La nostra interpretazione compie un salto ermeneutico decisivo: il Demiurgo non è un'entità separata che dobbiamo immaginare come una divinità esistente in sé, ma rappresenta l'atto stesso della mente umana che, osservando il mistero dell'esistenza, ne costruisce un'immagine. Ogni volta che contempliamo il cielo e proiettiamo in esso un volto divino, stiamo creando un demiurgo. Ogni teologia, ogni rappresentazione di Dio - dalle più crude alle più raffinate - è un'operazione demiurgica: una costruzione mentale che pretende di catturare ciò che per sua natura sfugge alla sua comprensione.

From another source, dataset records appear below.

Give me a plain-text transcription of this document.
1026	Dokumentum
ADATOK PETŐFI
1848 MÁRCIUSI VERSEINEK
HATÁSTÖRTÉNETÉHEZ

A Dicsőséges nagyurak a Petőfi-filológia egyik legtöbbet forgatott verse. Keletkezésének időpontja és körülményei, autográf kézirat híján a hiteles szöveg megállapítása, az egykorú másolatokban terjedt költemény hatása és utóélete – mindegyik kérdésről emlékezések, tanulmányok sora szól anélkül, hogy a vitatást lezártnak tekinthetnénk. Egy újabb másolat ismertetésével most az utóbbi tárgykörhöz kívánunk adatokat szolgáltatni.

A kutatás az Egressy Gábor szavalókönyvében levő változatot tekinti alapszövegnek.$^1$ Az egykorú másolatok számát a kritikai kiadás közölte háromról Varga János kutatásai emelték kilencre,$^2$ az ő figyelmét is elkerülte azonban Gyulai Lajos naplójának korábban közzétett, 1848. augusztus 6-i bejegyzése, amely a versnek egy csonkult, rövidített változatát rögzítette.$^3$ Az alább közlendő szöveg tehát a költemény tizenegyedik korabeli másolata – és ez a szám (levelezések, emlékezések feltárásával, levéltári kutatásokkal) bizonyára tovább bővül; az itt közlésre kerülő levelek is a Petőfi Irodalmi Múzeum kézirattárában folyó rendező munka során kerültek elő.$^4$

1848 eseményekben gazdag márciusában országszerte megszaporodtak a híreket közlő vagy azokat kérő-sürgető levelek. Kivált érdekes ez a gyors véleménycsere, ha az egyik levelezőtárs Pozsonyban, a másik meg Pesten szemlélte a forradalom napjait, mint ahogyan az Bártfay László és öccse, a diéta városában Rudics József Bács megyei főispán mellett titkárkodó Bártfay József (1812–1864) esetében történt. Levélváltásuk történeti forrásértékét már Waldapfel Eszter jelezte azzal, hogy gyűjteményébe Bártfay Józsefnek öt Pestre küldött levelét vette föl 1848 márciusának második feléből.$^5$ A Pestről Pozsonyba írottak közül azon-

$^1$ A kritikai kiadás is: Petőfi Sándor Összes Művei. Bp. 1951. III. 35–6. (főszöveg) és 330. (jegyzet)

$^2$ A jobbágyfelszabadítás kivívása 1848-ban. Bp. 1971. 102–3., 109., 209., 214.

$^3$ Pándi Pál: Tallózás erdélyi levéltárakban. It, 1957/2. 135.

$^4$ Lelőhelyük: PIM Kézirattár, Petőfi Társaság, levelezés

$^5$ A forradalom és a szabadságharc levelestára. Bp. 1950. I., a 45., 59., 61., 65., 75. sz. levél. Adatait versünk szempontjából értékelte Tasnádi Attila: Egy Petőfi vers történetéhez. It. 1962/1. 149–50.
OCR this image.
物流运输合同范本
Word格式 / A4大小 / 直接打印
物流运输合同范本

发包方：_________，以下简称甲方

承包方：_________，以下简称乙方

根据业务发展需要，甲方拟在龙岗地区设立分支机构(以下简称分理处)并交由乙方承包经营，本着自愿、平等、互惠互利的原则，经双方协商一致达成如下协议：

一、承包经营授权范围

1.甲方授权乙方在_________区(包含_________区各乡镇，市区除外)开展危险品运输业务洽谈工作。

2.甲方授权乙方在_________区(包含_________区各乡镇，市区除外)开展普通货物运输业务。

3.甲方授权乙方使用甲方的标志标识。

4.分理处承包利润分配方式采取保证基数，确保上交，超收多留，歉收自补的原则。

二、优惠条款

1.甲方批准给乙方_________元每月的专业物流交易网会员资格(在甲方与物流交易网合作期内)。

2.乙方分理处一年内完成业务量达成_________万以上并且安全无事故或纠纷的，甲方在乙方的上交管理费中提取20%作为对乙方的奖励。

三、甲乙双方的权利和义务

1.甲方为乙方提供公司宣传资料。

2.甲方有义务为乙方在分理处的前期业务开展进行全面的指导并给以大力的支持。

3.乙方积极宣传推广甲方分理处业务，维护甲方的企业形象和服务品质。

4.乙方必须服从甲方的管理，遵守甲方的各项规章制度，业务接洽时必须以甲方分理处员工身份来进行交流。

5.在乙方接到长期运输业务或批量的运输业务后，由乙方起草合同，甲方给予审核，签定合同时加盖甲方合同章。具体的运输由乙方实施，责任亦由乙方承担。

Il Vangelo di Filippo esprime questa intuizione quando afferma: "Chi comprende la verità è libero, ma colui che è libero non pecca, perché chi pecca è schiavo del peccato". La schiavitù spirituale nasce proprio dall'identificazione delle nostre costruzioni mentali di Dio con Dio stesso. Il peccato gnostico per eccellenza è l'idolatria concettuale: adorare i nostri pensieri su Dio invece di aprirci all'ineffabile che li trascende.
Nei testi gnostici, il Pre-Padre rimane deliberatamente inconoscibile, descritto solo per negazioni: non-essere, non-generato, in-effabile. Questa apofasi non è agnosticismo, ma riconoscimento che ogni definizione positiva di Dio diventa immediatamente un limite, una gabbia concettuale che riduce l'infinito a misura umana.
Eppure, nel labirinto delle nostre costruzioni demiurgiche, esiste una stella polare. Quando Gesù proclama che "Dio è amore" (agápe), offre quella che per noi cristiani gnostici rappresenta la definizione meno inadeguata del divino. Non perché l'amore esaurisca la natura di Dio, ma perché questa affermazione dissolve piuttosto che costruire, apre piuttosto che chiudere. L'amore autentico non possiede, non definisce, non limita: si dona senza trattenere, conosce senza appropriarsi.
Ma anche questa suprema definizione rimane un demiurgo, il più luminoso, il più trasparente, ma pur sempre una mediazione umana. Come il Vangelo di Tommaso ammonisce: "Chi cerca non smetta di cercare fino a quando non troverà; e quando troverà sarà sconvolto, e quando sarà sconvolto si meraviglierà". Lo sconvolgimento nasce dalla scoperta che persino le nostre concezioni più elevate di Dio sono veli che celano il mistero.
Questa comprensione trasforma radicalmente la vita spirituale. Non si tratta più di difendere una particolare immagine di Dio contro altre, ma di utilizzare queste immagini come trampolini verso l'inimmaginabile. Il Demiurgo cessa di essere un nemico da combattere e diventa un processo da comprendere: la tendenza inevitabile della mente umana a dar forma all'informe.
La pratica gnostica consiste allora nel danzare con i nostri demiurghi senza essere danzati da essi. Utilizzare le immagini divine come porte che si aprono verso l'immaginabile, non come muri che lo racchiudono. In questa danza, anche la più sublime teologia diventa un gioco cosmico: necessario per avvicinarsi al divino, ma da abbandonare per incontrarlo veramente. Ci auguriamo di averti dato qualche piccolo strumento ulteriore di comprensione. Grazie per leggere così assiduamente la nostra rivista.